往往都是給男性配陰魂,所以有時候,一個鬼新娘比或普通活人新娘還要值錢。

這種情況雖有,卻並不多見,盧母無論如何也沒有想到會發生在自己的頭上。

“我堂妹現在在哪裏?她現在……還好嗎?”堂姐整個人也亂極了,想到剛才自己堂妹躺在棺材裏,全身無法控制的在顫抖。

“她現在處境很危險,不過暫時還活著。”容黎道,“我需要你嬸嬸的幫忙,才能找到她。”

盧母自然沒有不同意的,這個時候堂姐也沒有再懷疑什麽,剛才那一手足以震驚到她。如果真的是騙子,這麽大費周章,他們被騙一次也無話可說。

只要有一絲機會,她們都不願意放棄。

“大師,你只管說,我們一定配合!”

將一個大活人帶走並不容易,所以盧小藝一定還留在本市。

容黎對著唐啟明道:“該你出力的時候了,這一切因你而起,你需要承擔責任。”

唐啟明早就已經做好了準備,點了點頭:“都是我的錯,只要能彌補,讓我做什麽都可以。”

盧母和堂姐並不認識唐啟明,聽到這些話,頓時明白是什麽意思。不過她們現在已經沒有功夫去管他,現在只有一個目的就是想要找到盧小藝。

有了唐啟明的魂魄和盧母的心頭血,找起人來也就容易得多。盧小藝和田桂芬現在是在一起的,兩邊信息的交叉,讓效率提高了不少。

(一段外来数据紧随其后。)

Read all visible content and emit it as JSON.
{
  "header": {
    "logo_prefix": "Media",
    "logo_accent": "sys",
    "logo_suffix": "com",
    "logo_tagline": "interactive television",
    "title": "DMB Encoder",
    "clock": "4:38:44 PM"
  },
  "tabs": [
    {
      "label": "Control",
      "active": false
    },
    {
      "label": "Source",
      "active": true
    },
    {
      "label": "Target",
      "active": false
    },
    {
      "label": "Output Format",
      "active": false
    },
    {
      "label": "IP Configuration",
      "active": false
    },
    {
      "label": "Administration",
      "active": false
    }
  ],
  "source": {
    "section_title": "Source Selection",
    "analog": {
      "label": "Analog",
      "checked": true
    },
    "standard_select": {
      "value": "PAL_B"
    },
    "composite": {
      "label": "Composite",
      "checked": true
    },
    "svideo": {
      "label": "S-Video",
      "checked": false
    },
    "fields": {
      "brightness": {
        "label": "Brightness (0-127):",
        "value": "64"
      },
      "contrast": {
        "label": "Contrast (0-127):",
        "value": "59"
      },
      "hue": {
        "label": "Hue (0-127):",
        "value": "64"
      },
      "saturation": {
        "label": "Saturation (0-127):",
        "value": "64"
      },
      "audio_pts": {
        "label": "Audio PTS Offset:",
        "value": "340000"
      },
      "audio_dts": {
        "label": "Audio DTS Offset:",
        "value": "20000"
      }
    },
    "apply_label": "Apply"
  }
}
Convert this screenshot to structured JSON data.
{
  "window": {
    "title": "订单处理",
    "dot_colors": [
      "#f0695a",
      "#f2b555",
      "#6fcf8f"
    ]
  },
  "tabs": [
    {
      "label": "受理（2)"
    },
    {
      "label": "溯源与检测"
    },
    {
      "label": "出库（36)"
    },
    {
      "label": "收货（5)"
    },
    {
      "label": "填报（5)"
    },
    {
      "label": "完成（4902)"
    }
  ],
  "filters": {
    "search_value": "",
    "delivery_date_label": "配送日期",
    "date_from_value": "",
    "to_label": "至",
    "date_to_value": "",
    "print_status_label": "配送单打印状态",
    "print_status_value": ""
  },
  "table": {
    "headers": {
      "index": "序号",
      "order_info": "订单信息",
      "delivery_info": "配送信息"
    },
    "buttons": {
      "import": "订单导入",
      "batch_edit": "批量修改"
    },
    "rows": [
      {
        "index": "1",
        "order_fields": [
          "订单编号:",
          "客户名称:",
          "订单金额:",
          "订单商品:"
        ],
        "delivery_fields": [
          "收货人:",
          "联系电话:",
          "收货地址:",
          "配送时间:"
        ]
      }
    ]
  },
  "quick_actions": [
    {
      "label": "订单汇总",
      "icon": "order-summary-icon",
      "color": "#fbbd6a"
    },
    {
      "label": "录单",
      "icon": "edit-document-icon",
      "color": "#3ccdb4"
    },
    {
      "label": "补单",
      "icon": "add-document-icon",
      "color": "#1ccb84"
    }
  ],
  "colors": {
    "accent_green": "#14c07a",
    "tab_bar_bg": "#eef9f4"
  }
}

根據提示,開了一個多小時的車,終於來到了指示的地方。

這是一處被廢棄了的水泥廠,還有幾處廠房存留著,平常並沒有什麽人過來,透著陰沈。

“這裏很危險,你們留在車上不要離開。”容黎道。

已經找到了這裏,盧母哪裏同意:“不行,我也要去找我的女兒。”

謝鐸南毫不客氣道:“你們去了只會拖後腿,警察很快過來,你們在這等著。”

在警察來之前,他們必須要把一些事情做完。

堂姐是個明事理的,明白這個時候不能逞能,將自己的嬸嬸攔住,道:“你們放心,我們不會離開這個車子的。”

謝鐸南和容黎下車,並將唐啟明放出來,讓他帶路。

“就在前面,我感受到我媽媽的氣息了。”

兩人一鬼朝著一處廢舊的工房走去,踏入工房的陰影處,一頓陰寒之氣襲來。原本的工房頓時變得不同,成了一個古色古香的老宅子,就跟之前的映像一樣。

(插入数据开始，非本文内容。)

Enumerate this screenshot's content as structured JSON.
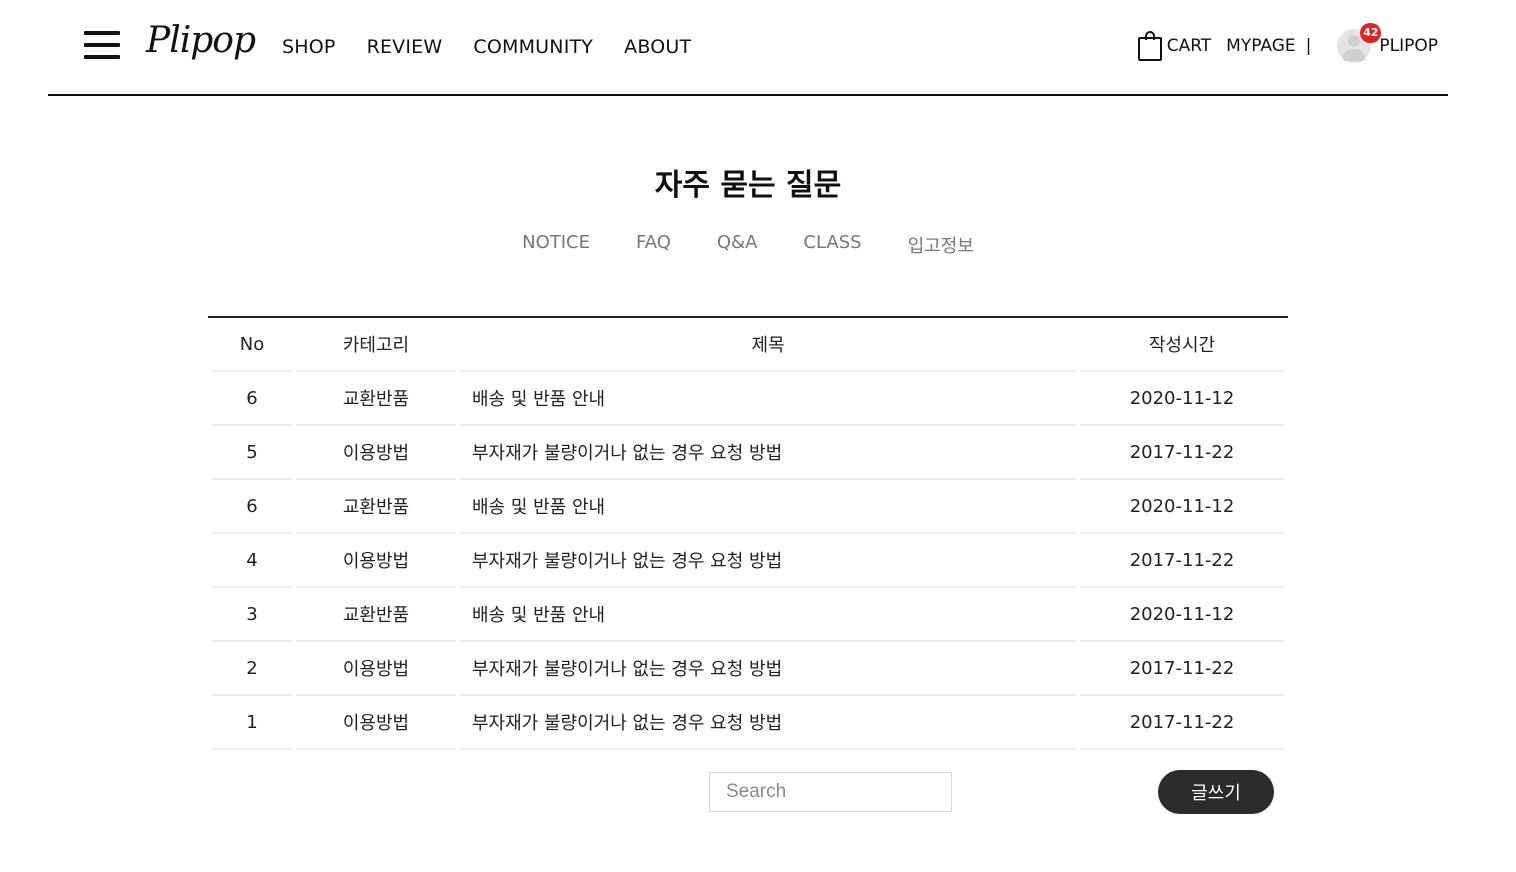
{
  "header": {
    "logo": "Plipop",
    "nav": [
      "SHOP",
      "REVIEW",
      "COMMUNITY",
      "ABOUT"
    ],
    "cart_label": "CART",
    "mypage_label": "MYPAGE",
    "separator": "|",
    "notification_count": "42",
    "user_name": "PLIPOP"
  },
  "page": {
    "title": "자주 묻는 질문",
    "tabs": [
      "NOTICE",
      "FAQ",
      "Q&A",
      "CLASS",
      "입고정보"
    ]
  },
  "table": {
    "columns": [
      "No",
      "카테고리",
      "제목",
      "작성시간"
    ],
    "rows": [
      {
        "no": "6",
        "category": "교환반품",
        "title": "배송 및 반품 안내",
        "date": "2020-11-12"
      },
      {
        "no": "5",
        "category": "이용방법",
        "title": "부자재가 불량이거나 없는 경우 요청 방법",
        "date": "2017-11-22"
      },
      {
        "no": "6",
        "category": "교환반품",
        "title": "배송 및 반품 안내",
        "date": "2020-11-12"
      },
      {
        "no": "4",
        "category": "이용방법",
        "title": "부자재가 불량이거나 없는 경우 요청 방법",
        "date": "2017-11-22"
      },
      {
        "no": "3",
        "category": "교환반품",
        "title": "배송 및 반품 안내",
        "date": "2020-11-12"
      },
      {
        "no": "2",
        "category": "이용방법",
        "title": "부자재가 불량이거나 없는 경우 요청 방법",
        "date": "2017-11-22"
      },
      {
        "no": "1",
        "category": "이용방법",
        "title": "부자재가 불량이거나 없는 경우 요청 방법",
        "date": "2017-11-22"
      }
    ]
  },
  "search": {
    "placeholder": "Search",
    "value": ""
  },
  "write_button": "글쓰기",
  "colors": {
    "text": "#111111",
    "muted": "#777777",
    "button": "#2b2b2b",
    "badge": "#e02424"
  }
}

古老的房子,大院門口掛著兩個紅燈籠,門上床上貼著喜字,裏面還轉來幽幽的古老樂曲,明明是歡快的喜樂,聽著卻是令人毛骨悚然。

唐啟明瑟瑟發抖,自從進入這個空間,他明顯變得生動了不少。

“就,就是這裏。”

容黎和謝鐸南對視一眼,謝鐸南推開了大門,濃重的陰氣迎面沖來,兩人卻穩穩的站著,並沒有受到沖擊。

屋子裏十分熱鬧,大堂裏正有兩對新人準備拜堂。新娘正蓋著紅蓋頭,新郎背對著並不能看清楚臉,而現場的嘉賓的面容也都糊成一片。所有人的動作和表情都十分木訥,而且都透著蒼白。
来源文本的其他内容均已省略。